Well the gallery work, helps fine artists and all of the people they support and train. By buying their work, you help artists in Africa have a sustainable income and support the educational work they do. As there are few formal art schools, artists take on many apprentices who in turn learn a productive vocation, so supporting the artists is imperative. In the future I aim to make films in Africa as well, similar to the “Nos In Cinema” model used in Brazil to create films like City of God. I’d like to use children and all local crews to build a small film industry in my part of the world. This provides work, a vocation, and a whole new product in this part of the world. Dambiso Moyo writes about dead aid, and the importance of entrepreneurship rather than aid; creating viable industries that people can work in, rather than constant charities that create dependence. I think this is a crucial step forward in development work in Africa, and I hope through the industry I’m most passionate about we can also make a difference.
Q. I’ve been to Africa a number of times but not yet to Zambia. Zambia’s wildlife and Victoria Falls look amazing. For any of our readers who are planning a trip to Africa perhaps you can convince them to choose Zambia – in addition to the wildlife and the falls what are some other must see attractions or activities in Zambia?
All the national parks are incredible, North Luangwa, South Luangwa, Lower Zambezi… And if you can, try Safari by air at sunset to really see all the herds, or on horseback to feel like you’re part of the wildlife. For the adventurous types, there’s bungi jumping and white water rafting at Victoria Falls and for those who enjoy something more relaxed, a historical a visit to Shiwa Ngandu is a must. Its colonial a mansion built up in the North by a somewhat eccentric English Gentleman, which has been converted into lodge. It’s a fascinating account of the colonial period in Zambia… Zambia has endless waterfalls all over the country- a real life Pandora. If you head North stop at Kudalila Falls, it’s a magical place!
Q. Since you now spend time in Los Angeles – what are some of your favorite activities and or places to visit in or around the city?
All the little indie cinemas, I love the New Beverly Cinema with fresh popcorn and tees; they play all sorts of the old movies. And I love hiking in the hills here, its wonderful to have space and trees again after two years in New York, I try to take advantage of that whenever I can!
Born and raised in Lusaka, Zambia to a Swiss German father and Zambian mother Gloria left to pursue acting training at Oxford School of Drama after high school. After completing the foundation course at OSD, she read International Relations at Brown University. There she participated in several theatrical productions, including The Seagull, Romeo and Juliet, Anna in the Tropics, The Trial and The Greeks.

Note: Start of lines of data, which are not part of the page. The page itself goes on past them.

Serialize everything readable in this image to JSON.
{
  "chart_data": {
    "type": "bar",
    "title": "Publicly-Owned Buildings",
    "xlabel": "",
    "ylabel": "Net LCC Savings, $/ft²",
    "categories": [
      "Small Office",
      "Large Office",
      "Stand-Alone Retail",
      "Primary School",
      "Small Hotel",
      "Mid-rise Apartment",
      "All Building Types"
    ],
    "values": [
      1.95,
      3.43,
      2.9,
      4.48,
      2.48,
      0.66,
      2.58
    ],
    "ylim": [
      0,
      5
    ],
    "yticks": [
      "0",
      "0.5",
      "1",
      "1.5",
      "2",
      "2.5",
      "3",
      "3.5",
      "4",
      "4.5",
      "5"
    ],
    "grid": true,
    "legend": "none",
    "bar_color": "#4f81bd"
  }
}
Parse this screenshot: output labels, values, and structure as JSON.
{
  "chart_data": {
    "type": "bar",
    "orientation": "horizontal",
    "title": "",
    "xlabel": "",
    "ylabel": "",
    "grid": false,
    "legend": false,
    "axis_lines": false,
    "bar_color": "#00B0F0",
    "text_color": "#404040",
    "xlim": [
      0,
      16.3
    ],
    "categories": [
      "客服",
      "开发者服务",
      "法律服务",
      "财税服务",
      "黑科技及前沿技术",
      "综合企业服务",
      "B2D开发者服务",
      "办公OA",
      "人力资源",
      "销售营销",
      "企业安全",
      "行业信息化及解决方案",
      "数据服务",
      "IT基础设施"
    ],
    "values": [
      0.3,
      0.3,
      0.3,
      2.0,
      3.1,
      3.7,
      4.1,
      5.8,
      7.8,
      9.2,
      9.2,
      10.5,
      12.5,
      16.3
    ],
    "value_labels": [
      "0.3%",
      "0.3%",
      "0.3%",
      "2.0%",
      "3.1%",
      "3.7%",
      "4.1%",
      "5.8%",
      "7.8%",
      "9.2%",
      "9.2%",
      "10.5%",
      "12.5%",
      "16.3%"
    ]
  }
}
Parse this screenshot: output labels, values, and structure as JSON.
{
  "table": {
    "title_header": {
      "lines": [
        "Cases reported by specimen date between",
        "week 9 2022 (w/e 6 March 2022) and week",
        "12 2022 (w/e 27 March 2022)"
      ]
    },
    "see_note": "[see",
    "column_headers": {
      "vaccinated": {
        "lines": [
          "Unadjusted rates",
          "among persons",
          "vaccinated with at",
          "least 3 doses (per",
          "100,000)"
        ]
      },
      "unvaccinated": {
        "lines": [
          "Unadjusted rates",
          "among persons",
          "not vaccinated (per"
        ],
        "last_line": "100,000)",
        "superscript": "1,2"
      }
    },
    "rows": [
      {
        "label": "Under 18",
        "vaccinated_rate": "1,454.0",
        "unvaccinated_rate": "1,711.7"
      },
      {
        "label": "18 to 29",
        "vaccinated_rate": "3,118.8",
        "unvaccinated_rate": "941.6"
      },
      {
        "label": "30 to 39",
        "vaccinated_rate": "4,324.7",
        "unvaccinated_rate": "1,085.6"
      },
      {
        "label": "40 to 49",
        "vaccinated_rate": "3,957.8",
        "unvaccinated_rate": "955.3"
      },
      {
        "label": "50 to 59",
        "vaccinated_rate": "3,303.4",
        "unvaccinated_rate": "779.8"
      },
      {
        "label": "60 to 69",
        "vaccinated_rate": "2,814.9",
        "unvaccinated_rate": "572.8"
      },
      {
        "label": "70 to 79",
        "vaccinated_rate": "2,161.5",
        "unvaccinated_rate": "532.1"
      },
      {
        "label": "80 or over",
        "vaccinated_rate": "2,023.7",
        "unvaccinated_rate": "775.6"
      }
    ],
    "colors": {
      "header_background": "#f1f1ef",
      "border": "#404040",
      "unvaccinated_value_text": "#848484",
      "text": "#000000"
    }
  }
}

In her senior year she wrote and acted in the one woman show My True North, as part of her final undergraduate acting work. The solo show was performed at both the Strasburg Studio at Brown University and later in New York at the Geraldine Page Institute. After graduating she moved to New York and continued working in theatre performing in The Vagina Monologues, and later with Nigerian actress and director Okwui Okpowalisi in Pent Up: a Revenge Dance and PS 122. She continues to work in film and theatre in New York and Los Angeles, and is currently preparing for the role of Venronica in Valley Song by Athol Fughard, which will be performed at the Electric Lodge Theatre in Venice, Los Angeles.